INTRODUCTION: Endotoxemia and the systemic inflammatory response syndrome have a significant impact on post-surgery outcome, particularly in the elderly. The cytokine response to endotoxin is altered by aging. We tested the hypothesis that vulnerability to endotoxemic cardiac depression increases with aging due to age-related augmentation of myocardial inflammatory responses. METHODS: Adult (4 to 6 months) and old (20 to 22 months) C57/BL6 mice were treated with endotoxin (0.5 mg/kg, iv). Left ventricle (LV) function was assessed using a microcatheter system. Chemokines and cytokines in plasma and myocardium were analyzed by enzyme-linked immunosorbent assay (ELISA). Mononuclear cells in the myocardium were examined using immunofluorescence staining. RESULTS: Old mice displayed worse LV function (cardiac output: 3.0 ± 0.2 mL/min versus 4.4 ± 0.3 mL/min in adult mice) following endotoxin treatment.
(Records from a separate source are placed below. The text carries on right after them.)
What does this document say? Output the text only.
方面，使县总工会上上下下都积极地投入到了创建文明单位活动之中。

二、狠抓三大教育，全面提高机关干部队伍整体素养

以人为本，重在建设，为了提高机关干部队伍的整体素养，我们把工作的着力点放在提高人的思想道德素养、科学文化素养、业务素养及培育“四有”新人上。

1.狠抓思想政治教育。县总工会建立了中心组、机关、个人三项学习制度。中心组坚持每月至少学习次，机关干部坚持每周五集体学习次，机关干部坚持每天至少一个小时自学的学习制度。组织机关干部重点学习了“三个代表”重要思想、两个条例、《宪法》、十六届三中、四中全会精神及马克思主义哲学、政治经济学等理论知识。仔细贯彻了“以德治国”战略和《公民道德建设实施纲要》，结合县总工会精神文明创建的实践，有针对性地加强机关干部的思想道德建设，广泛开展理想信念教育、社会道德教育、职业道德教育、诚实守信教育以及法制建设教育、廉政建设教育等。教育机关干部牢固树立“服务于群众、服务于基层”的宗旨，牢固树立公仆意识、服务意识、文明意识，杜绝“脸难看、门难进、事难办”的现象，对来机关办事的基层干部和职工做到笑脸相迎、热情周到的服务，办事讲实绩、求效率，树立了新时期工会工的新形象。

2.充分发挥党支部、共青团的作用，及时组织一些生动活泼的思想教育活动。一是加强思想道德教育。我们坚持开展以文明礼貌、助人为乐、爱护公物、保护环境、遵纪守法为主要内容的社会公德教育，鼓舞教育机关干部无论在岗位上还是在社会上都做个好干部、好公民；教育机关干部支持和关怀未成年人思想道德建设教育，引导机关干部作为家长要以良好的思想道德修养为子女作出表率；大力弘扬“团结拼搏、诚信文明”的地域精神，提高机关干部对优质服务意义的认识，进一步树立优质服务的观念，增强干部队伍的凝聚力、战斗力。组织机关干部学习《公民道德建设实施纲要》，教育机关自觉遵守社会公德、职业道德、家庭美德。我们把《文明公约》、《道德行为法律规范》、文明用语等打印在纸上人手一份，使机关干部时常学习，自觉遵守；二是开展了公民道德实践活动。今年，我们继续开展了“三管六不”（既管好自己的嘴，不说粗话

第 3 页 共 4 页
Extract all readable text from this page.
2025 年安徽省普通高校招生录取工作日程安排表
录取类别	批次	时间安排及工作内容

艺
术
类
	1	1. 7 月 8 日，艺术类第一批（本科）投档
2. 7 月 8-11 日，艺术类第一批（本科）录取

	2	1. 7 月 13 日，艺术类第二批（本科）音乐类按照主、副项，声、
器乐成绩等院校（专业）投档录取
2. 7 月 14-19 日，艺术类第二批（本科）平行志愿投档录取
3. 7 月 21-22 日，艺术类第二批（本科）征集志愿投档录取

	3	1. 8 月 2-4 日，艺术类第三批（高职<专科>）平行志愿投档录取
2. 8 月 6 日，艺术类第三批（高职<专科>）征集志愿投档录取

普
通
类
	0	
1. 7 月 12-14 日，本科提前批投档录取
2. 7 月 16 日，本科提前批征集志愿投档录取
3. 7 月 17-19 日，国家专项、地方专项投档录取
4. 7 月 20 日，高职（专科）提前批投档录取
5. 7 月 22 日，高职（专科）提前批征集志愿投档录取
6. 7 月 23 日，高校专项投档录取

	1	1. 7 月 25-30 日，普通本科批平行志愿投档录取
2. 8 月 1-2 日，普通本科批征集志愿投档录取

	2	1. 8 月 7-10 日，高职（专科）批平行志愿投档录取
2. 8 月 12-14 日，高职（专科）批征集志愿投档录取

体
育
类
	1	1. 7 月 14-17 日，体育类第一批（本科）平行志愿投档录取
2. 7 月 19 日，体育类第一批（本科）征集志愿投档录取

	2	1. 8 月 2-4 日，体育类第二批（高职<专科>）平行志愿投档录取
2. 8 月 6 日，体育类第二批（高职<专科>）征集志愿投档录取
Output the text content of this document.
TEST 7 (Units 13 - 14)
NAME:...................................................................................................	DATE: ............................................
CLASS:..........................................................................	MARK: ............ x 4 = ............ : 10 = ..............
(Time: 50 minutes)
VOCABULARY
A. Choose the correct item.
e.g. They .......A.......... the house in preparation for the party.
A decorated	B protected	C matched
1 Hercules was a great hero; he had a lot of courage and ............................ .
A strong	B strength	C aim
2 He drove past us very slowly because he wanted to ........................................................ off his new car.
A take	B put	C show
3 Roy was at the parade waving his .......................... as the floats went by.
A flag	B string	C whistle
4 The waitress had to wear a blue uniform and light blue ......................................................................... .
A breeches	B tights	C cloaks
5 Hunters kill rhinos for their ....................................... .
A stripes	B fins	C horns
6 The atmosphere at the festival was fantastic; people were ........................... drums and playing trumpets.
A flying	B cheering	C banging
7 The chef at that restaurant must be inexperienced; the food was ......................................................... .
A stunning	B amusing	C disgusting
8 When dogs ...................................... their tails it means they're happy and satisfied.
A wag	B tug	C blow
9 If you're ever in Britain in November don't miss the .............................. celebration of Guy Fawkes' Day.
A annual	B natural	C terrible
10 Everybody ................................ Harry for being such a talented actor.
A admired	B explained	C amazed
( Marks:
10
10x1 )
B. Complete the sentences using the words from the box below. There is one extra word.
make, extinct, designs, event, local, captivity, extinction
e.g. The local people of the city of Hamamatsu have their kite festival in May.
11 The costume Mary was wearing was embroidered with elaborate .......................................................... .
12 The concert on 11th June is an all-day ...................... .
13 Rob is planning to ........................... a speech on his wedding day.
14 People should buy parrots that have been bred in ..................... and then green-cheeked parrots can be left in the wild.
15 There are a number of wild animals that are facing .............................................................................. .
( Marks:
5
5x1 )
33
The exaggerated cardiac depression in old mice was associated with higher levels of monocyte chemoattractant protein-1 (MCP-1) and keratinocyte chemoattractant (KC) in plasma and myocardium, greater myocardial accumulation of mononuclear cells, and greater levels of tumor necrosis factor-α (TNF-α), interleukin 1β (IL-1β) and interleukin 6 (IL-6) in plasma and myocardium. Neutralization of MCP-1 resulted in greater reductions in myocardial mononuclear cell accumulation and cytokine production, and greater improvement in LV function in old mice while neutralization of KC had a minimal effect on LV function. CONCLUSION: Old mice have enhanced inflammatory responses to endotoxemia that lead to exaggerated cardiac functional depression. MCP-1 promotes myocardial mononuclear cell accumulation and cardiodepressant cytokines production, and plays an important role in the endotoxemic cardiomyopathy in old mice. The findings suggest that special attention is needed to protect the heart in the elderly with endotoxemia.